Tuesday, 4 September 2012

Tuesday Ten

I went to the library in the town where I work today, to see what books they had from the reading list from the new A-level unit we're starting next week. I was quite excited because I adored my local library as a child and this one is in a big brick building in the town centre, so I thought it was going to be comparable.

Unfortunately, it was not. I should have realised that in a town roughly a tenth of the size, and against the background of cuts from the last few years, the library was not going to be all that. But it was a bit depressing, tbh. They had a very small amount of History books and nothing on Italy, this year's specialist subject.

Driving home, I started to think about all the things I loved about the library as a child.

1. It was orange. Acres of orange carpet with white walls and orange signage, everywhere. Oddly comforting.
2. It was HUGE. This was Portsmouth Central Library, and it was over four floors, and airy and open plan and light.
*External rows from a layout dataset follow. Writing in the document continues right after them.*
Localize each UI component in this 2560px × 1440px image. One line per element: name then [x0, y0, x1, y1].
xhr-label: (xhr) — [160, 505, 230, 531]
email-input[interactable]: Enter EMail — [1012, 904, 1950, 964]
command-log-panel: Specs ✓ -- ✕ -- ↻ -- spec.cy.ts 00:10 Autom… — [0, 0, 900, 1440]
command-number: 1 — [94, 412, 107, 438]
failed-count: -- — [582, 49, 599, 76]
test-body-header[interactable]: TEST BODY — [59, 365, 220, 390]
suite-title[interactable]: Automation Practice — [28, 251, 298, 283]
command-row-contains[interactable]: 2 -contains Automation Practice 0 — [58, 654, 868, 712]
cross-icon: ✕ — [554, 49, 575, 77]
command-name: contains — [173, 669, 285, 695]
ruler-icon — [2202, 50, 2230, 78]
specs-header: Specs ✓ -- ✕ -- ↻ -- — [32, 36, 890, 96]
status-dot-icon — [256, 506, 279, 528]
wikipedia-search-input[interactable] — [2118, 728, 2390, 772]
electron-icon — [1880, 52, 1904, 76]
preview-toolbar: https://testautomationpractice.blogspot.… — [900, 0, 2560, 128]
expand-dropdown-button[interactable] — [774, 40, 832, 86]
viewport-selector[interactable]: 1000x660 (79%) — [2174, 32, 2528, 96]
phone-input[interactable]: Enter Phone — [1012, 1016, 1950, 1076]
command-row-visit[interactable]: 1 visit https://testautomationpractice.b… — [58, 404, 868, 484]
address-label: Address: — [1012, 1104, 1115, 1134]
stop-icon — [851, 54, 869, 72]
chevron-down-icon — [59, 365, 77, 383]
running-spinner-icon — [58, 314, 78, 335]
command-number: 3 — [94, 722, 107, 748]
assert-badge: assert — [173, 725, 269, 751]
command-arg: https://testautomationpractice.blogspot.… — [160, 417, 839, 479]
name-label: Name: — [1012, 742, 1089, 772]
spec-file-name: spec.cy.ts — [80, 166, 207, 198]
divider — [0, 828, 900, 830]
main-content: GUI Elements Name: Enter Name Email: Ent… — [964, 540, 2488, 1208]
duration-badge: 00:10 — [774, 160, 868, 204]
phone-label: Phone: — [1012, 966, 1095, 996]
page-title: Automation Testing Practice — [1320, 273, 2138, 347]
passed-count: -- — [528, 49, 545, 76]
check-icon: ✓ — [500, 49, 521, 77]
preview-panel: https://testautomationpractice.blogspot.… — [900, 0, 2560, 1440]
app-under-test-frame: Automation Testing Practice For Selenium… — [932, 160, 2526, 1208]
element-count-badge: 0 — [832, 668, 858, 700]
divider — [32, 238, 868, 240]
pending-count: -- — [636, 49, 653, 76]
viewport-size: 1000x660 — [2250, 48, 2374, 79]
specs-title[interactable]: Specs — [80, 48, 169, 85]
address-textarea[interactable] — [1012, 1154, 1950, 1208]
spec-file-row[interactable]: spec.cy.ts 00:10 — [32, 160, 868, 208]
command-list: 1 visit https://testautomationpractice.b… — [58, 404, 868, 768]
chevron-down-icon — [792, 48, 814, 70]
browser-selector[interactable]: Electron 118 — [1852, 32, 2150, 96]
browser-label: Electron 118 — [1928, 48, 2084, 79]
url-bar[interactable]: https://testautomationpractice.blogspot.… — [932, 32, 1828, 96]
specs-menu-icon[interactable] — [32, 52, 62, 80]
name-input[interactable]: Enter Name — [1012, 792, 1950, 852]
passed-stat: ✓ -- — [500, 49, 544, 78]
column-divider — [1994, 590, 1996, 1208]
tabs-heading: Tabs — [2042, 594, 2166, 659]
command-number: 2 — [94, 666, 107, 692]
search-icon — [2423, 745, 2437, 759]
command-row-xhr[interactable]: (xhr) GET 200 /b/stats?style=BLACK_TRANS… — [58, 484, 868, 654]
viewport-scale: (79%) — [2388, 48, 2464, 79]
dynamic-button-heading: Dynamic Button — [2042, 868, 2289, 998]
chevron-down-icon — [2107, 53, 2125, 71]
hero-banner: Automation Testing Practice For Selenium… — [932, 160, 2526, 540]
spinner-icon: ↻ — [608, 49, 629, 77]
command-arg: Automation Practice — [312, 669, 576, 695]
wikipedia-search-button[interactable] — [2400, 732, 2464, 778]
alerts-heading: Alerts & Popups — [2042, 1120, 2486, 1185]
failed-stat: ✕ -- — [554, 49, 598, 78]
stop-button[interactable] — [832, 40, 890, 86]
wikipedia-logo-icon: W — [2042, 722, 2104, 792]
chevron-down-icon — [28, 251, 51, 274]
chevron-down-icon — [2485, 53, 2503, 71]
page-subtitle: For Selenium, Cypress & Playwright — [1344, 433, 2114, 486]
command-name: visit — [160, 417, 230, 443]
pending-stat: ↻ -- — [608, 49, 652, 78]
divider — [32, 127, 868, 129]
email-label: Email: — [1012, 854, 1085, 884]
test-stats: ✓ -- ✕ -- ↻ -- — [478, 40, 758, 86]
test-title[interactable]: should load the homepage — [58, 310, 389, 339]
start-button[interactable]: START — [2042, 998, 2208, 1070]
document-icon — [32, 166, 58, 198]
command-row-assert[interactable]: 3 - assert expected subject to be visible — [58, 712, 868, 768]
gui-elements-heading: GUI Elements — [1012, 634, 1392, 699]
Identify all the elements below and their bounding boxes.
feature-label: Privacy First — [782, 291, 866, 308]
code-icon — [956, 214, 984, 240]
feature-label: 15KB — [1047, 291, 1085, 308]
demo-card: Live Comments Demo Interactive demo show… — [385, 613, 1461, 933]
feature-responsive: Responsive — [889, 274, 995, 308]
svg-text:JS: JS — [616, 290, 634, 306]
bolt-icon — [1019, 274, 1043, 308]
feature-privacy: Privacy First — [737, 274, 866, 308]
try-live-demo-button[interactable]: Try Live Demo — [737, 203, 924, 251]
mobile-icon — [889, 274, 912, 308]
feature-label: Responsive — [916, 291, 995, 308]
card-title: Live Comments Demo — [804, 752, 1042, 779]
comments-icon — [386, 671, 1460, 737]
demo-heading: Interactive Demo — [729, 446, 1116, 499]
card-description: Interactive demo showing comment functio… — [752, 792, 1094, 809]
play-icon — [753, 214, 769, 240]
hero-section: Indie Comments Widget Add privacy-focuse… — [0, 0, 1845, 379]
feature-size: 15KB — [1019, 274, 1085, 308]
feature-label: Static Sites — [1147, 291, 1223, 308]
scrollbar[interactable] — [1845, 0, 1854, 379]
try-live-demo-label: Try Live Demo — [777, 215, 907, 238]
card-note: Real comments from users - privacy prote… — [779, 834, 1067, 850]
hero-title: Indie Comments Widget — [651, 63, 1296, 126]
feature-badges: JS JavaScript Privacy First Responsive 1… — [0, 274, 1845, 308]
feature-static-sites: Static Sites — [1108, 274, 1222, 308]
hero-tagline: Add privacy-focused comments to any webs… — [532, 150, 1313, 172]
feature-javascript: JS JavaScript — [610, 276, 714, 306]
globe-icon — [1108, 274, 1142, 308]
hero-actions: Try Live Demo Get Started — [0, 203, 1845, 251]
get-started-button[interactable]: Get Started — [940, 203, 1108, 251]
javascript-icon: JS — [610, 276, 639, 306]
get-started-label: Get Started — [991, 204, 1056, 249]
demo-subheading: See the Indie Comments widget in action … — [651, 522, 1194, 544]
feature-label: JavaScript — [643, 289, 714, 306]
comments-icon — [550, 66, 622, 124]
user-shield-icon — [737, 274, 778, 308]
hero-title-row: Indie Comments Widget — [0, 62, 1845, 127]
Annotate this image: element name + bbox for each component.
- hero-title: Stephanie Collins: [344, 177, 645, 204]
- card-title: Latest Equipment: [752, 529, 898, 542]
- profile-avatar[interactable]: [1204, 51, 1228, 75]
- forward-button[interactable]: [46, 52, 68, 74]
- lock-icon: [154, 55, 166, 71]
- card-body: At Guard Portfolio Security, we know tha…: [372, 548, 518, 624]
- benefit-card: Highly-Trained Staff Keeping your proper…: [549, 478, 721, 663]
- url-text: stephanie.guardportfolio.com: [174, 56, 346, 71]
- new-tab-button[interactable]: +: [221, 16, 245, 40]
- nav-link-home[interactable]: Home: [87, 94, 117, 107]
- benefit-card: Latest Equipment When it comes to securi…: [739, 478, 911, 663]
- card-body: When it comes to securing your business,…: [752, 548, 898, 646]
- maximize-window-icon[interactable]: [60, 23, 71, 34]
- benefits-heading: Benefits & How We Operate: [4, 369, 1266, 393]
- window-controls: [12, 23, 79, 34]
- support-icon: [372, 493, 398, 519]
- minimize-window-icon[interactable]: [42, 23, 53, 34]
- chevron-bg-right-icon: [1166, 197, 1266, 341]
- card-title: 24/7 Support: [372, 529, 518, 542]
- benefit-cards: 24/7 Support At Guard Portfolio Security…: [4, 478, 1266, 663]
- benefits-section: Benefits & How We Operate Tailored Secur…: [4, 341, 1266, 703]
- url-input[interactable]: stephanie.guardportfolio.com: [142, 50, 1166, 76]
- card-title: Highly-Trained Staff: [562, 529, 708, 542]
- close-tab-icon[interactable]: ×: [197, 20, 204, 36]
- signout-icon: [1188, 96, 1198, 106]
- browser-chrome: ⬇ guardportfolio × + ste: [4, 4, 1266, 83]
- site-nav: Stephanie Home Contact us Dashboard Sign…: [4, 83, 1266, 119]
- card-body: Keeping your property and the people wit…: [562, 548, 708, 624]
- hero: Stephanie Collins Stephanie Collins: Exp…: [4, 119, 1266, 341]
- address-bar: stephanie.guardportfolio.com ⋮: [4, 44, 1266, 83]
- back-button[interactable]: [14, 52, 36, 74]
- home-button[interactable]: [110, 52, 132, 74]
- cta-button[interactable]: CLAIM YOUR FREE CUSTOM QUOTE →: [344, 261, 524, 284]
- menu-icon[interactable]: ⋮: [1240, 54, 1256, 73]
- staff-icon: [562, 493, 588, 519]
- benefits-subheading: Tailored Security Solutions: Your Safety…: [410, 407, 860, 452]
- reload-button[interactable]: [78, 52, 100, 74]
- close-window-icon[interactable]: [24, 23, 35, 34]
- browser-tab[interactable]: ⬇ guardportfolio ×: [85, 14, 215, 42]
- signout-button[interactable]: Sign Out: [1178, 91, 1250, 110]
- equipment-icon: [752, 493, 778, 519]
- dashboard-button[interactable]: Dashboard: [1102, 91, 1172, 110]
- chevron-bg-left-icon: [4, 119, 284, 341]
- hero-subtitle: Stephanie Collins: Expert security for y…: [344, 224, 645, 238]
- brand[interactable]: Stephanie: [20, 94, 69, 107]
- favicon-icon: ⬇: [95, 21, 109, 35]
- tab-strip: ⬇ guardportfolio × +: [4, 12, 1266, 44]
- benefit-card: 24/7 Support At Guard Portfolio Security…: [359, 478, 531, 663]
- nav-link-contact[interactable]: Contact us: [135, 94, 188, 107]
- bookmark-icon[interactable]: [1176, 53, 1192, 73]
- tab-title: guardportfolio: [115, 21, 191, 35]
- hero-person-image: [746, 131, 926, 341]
Nobody could ever run out of things to read.
3. It was one of the few places as a child that I felt I was a success. I graduated from the child/teen fiction basement (with a whole wall of glass windows) to the adult fiction ground floor before I was a teenager and it felt like an achievement. I'd leave every month with my maximum allowance of books, and read them all. I was *so* pleased when a particular birthday came (I forget which one) and my allowance went up.
4. There was a cafe at the top - the Crow's Nest - which was extremely posh. Special Occasions Only. There were rooms up there were I had to go for my piano exams, too.
5. There was a local history bit that you had to check in to, and my friend Jenni and I used to go and look up who had lived in our houses before we did. I found out that our house had been a vicarage for a church that no longer existed. I think this gave me a real passion for history because it's the first time I can remember thinking about the people who had walked on those floors before I did, which is one of my favourite daydreams when I visit a historic place.
6. There were funny little study rooms on the second floor. You had to book them. I can't remember their names - I want to say cartels but that's not it. Anyway. I remember booking one out to study in as an A-level student and feeling so grown up because only university students studied in the central library. By sixth form, that may have been my main reason for going there.
7. By my mid-teens they had a great collection of CDs and this is where I found one of my favourite albums of all time, Jam by Little Angels. I kept it checked out for as many times in a row as I was allowed.
8. I discovered so many great writers there. The one that rises to the top of my mind is Graham Greene. I used to trawl the fiction for new authors, spurned sci-fi and detective novels in favour of what I suppose you'd call literary fiction, and particularly delighted in anything that might shock Mother Hand. Nabokov's Lolita, and Rushdie's Midnight's Children; though I never managed to read the latter.
9. It kept me supplied in cook books of every variety. 
10. It had a revolving door, and was always warm.

I expect it wasn't really that big, not really that airy, I didn't read quite that much and the cafe wasn't really that posh. But really, it must have been my most favourite place as a child because my memories of it are very strong. Mother Hand worked there when she was pregnant with me, so I always felt an affinity with the place.

It's sad that libraries aren't like that for me now. Gone are the days when I can go and check out five or six fiction books and read them in a month - the last time I can remember doing that was when I lived with Father Hand and discovered Ian Rankin. I have no cause to go and study in one and my local one is a bit depressing, though better than the one where I work (even our school library is better than that one, sadly). But, I have decided that if I can't get a book on Kindle and it's not one I need for reference for school, it must come from the library in future - while it still can.